Fix — on the server, add the address agents use as a SAN. Cert subcommands need exclusive database access, so stop the service first, and run as the linkmesh user so the service can read the new key:

sudo systemctl stop linkmesh-server
# a DNS name (preferred — survives IP changes):
sudo runuser -u linkmesh -- linkmesh-server cert init --san dns:linkmesh.example.com
# …or a bare IP, matching the "not <addr>" in the error:
sudo runuser -u linkmesh -- linkmesh-server cert init --san ip:35.230.148.135
sudo systemctl start linkmesh-server

cert init keeps the auto-detected local SANs and merges in the ones you pass. Confirm with linkmesh-server cert show, then watch the agent reconnect on its own backoff — no action needed on the agent host.

Tip

Exposing LinkMesh on a public hostname through nginx/Let’s Encrypt rather than a raw IP? The cert + grpc.externalUrl setup is covered end-to-end in Run behind a reverse proxy.

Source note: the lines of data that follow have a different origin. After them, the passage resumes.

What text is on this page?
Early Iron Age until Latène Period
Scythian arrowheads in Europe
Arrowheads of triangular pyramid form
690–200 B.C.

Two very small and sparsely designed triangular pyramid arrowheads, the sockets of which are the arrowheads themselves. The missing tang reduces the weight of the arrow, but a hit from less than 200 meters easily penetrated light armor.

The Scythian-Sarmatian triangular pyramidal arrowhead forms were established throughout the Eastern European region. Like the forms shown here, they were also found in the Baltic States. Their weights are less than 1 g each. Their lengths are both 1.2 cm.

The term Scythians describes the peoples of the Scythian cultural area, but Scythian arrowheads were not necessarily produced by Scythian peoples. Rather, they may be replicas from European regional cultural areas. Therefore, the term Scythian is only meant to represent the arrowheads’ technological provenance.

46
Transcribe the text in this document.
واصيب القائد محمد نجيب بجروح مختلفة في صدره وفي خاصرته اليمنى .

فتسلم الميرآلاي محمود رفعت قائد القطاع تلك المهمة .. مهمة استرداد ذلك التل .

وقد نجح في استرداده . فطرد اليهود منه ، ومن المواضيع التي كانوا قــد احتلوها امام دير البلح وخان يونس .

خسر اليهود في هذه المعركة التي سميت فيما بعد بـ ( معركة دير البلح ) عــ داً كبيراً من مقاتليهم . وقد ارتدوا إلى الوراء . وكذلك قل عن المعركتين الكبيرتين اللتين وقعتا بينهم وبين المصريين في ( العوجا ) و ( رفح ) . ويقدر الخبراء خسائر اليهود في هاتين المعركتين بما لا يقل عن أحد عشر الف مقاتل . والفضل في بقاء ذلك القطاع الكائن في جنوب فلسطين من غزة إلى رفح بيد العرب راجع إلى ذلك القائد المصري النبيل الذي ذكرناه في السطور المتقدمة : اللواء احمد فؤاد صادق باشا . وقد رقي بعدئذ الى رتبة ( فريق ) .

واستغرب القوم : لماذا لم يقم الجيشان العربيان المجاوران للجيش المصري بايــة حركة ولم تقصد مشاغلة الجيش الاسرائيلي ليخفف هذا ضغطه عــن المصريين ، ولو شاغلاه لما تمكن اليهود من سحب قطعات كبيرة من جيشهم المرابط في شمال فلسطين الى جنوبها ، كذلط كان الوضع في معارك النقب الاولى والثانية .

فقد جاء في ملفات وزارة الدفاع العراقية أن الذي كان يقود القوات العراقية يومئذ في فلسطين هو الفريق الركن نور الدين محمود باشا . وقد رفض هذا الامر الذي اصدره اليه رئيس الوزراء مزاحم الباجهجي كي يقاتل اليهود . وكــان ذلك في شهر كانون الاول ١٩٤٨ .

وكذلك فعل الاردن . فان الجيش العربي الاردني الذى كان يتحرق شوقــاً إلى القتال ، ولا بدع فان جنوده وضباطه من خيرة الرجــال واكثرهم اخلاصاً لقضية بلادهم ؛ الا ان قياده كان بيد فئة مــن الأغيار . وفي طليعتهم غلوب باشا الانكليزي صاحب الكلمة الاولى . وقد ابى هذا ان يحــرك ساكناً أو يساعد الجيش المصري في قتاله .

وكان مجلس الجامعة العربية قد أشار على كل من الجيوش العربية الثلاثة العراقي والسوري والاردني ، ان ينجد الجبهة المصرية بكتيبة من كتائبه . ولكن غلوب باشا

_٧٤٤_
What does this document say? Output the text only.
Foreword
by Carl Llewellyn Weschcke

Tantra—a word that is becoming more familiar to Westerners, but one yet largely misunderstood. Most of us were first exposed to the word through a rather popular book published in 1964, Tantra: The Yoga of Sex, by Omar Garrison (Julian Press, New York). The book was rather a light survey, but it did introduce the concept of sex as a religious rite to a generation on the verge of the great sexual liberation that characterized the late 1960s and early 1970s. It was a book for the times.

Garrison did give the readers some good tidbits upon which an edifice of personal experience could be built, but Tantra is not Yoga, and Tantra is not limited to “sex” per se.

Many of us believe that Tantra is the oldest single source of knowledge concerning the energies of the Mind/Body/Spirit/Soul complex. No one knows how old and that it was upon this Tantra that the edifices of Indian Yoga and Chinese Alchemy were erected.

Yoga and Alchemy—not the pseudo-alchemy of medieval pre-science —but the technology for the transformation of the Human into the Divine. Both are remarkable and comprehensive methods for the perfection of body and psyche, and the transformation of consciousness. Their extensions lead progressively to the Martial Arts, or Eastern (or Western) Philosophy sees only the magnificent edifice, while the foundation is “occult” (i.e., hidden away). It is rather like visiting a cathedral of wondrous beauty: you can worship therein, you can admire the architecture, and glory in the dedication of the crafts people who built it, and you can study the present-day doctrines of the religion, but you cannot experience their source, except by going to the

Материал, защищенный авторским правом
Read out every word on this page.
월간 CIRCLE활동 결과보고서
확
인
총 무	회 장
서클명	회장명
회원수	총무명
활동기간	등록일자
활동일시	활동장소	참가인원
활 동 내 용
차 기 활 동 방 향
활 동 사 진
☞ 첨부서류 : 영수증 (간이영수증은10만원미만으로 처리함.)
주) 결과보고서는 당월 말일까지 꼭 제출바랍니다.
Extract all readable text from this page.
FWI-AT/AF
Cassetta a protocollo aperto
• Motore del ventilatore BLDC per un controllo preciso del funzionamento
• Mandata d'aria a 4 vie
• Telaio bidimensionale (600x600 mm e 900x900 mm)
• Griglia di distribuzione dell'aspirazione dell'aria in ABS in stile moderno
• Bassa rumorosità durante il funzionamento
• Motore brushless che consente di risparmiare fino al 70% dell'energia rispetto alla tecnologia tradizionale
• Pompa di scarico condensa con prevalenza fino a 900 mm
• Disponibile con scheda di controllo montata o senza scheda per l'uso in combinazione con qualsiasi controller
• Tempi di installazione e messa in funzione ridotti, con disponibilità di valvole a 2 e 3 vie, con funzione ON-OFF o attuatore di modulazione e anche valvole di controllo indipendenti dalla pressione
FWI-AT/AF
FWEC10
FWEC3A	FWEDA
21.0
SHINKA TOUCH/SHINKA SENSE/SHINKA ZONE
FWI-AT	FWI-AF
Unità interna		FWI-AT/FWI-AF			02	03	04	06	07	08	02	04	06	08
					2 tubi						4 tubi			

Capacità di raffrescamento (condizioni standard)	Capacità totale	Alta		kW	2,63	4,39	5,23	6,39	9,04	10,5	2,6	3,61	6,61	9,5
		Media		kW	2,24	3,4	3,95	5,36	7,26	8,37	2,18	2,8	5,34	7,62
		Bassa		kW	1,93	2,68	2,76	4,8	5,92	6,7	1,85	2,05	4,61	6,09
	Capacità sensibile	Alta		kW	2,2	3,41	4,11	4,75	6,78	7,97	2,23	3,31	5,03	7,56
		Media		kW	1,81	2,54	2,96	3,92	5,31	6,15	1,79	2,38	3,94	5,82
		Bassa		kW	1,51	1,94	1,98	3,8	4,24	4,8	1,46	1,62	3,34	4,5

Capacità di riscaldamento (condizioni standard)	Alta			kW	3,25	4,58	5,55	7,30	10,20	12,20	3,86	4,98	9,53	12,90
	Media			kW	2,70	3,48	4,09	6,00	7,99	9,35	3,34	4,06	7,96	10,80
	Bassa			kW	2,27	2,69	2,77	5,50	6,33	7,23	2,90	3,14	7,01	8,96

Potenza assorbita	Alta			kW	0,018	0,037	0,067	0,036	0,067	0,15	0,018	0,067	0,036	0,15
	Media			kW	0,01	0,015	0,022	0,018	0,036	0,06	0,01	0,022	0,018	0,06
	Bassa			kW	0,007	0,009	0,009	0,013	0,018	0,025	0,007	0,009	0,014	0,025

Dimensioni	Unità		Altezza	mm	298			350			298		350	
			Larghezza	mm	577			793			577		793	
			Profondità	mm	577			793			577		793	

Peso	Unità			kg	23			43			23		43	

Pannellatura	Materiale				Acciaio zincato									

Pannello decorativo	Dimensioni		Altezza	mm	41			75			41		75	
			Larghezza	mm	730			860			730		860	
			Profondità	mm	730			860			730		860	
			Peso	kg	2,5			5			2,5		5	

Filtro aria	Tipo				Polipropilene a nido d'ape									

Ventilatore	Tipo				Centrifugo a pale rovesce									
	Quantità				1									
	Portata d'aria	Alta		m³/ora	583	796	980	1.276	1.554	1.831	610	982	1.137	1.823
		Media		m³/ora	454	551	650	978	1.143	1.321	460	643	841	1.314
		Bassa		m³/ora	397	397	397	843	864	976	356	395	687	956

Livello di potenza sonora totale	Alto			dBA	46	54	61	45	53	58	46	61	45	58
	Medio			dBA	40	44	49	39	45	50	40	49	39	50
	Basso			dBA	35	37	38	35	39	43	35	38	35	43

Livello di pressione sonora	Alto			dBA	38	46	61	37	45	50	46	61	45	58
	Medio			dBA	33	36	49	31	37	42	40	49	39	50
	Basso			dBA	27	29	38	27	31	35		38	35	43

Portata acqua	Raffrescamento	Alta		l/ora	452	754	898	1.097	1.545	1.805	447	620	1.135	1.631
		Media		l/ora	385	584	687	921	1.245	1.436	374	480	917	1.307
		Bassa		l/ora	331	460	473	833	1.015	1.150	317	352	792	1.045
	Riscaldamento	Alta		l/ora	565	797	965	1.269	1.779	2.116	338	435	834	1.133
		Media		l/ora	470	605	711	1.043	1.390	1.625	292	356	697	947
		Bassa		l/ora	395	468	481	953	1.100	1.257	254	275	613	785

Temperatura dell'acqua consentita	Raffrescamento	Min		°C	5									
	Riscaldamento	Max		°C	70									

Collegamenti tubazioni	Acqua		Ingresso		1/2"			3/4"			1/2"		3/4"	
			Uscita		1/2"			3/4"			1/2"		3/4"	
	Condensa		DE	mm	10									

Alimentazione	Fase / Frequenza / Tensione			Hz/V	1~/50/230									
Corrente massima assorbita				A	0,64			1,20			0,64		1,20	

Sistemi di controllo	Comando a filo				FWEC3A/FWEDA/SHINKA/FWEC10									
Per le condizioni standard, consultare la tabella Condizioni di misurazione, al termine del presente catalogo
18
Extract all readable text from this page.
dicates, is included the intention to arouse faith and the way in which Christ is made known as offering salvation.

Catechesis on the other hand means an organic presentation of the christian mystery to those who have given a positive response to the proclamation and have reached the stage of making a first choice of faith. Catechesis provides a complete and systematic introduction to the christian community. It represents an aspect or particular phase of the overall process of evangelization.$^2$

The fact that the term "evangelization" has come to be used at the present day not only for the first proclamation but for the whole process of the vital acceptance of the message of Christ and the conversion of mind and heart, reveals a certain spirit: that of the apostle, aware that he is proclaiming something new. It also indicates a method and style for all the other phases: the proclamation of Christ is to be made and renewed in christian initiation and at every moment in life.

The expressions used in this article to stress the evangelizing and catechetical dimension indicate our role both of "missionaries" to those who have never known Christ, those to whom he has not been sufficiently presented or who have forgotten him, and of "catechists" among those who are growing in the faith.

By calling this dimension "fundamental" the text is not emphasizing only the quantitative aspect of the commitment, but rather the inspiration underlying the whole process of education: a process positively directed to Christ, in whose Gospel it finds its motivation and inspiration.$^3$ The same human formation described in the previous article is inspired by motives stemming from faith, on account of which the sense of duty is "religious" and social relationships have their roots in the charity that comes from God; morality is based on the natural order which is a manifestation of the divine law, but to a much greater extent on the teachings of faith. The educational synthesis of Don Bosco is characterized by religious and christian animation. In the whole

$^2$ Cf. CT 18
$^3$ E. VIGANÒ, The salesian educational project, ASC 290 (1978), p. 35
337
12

Throwaway lab and can’t touch the server right now? The agent has an escape hatch — certificates.insecureSkipVerify: true in /etc/linkmesh-agent/config.yaml — that connects without verifying the server cert. It disables MITM protection on the control plane and the agent will nag with a WARN on every connect, so treat it as dev-only and never ship it. The fix above is the right one for anything real; details under the agent config.yaml entry in the configuration reference.

”Two operators using the same token”

The first one wins. The second gets 410 Gone. The second operator should mint their own token.

If you’re scripting bulk enrolment via Ansible/Terraform, mint one token per host inside the loop — don’t share.

Still stuck?

• Check the server’s audit log under Settings → Audit Log for the bootstrap attempt — server-side error messages are richer than what the script can surface to a piped curl.
• Open the relevant journal: journalctl -u alloy -f (or -u otelcol-contrib) for the collector runtime, journalctl -u linkmesh-agent -f for the management client.